Machine learning security is business critical
Machine learning security has the same goal as all cybersecurity measures: reducing the risk of sensitive data being exposed. If a bad actor tampers with your machine learning model or the data it uses, that model could produce incorrect results that at best undermine the benefits of machine learning and at worst negatively impact your business or customers.
“Executives should care because there’s nothing worse than doing the wrong thing very quickly and confidently,” said Zach Hanif, vice president of machine learning platforms at Capital One. And while Hanif works in a regulated industry – financial services – requiring additional levels of governance and security, he says any business adopting ML should take the opportunity to examine its security practices.
Devon Rollins, vice president of cyber engineering and machine learning at Capital One, adds, “Protecting business-critical applications requires a level of differentiated protection. It’s safe to assume that many implementations of machine learning tools at scale are critical given the role they play for businesses and how they directly impact outcomes for consumers.”
New security considerations to keep in mind
Although the best practices for securing machine learning systems are similar to those for any software or hardware system, the wider adoption of machine learning also presents new considerations. “Machine learning adds another level of complexity,” explains Hanif. “This means that organizations need to consider the multiple points in the machine learning workflow that can represent entirely new vectors.” These core elements of the workflow include the ML models, the documentation and systems around those models and the data they use, and the use cases they enable.
It is also imperative that ML models and supporting systems are designed with security in mind right from the start. It is not uncommon for engineers to rely on freely available open source libraries developed by the software community rather than coding every single aspect of their program. These libraries are often designed by software engineers, mathematicians, or academics who may not be as familiar with writing secure code. “The people and skills needed to develop high-performance or cutting-edge ML software may not always intersect with security-focused software development,” adds Hanif.
According to Rollins, this highlights the importance of sanitizing the open source libraries used for ML models. Developers should consider considering confidentiality, integrity, and availability as a framework to guide information security policy. Confidentiality means that data assets are protected from unauthorized access; integrity refers to the quality and security of data; and availability ensures that the right authorized users can easily access the data needed for the job at hand.

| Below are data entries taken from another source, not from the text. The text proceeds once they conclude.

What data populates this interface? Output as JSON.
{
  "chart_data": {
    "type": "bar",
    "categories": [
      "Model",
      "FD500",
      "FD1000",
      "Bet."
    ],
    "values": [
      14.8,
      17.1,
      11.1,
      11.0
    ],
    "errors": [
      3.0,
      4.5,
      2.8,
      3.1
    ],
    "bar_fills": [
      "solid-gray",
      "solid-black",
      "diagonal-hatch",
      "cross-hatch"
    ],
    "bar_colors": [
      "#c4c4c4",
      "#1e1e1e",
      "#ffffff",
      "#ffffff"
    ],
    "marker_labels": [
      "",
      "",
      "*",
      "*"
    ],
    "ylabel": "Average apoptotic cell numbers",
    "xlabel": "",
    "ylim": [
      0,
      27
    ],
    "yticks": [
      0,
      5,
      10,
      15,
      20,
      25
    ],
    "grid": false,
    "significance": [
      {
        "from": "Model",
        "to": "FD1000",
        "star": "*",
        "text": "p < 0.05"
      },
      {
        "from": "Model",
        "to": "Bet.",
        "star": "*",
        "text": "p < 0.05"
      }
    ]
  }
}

Additionally, ML input can be manipulated to compromise a model. One risk is inference manipulation—essentially changing the data to trick the model. Because ML models interpret data differently than the human brain, data can be manipulated in ways that are imperceptible to humans but still change the results. For example, all it might take to compromise a computer vision model might be to change one or two pixels in an image of a stop sign used in that model. The human eye will still see a stop sign, but the ML model may not categorize it as a stop sign. Alternatively, one can explore a model by submitting a series of different inputs, thereby learning how the model works. By observing how incoming data affects the system, Hanif explains, outside actors can figure out how to cloak a malicious file so it’s not detected.
Another risk vector is the data used to train the system. A third party can “poison” the training data so that the machine learns something incorrectly. As a result, the trained model will make mistakes – for example, automatically identifying all stop signs as yield signs.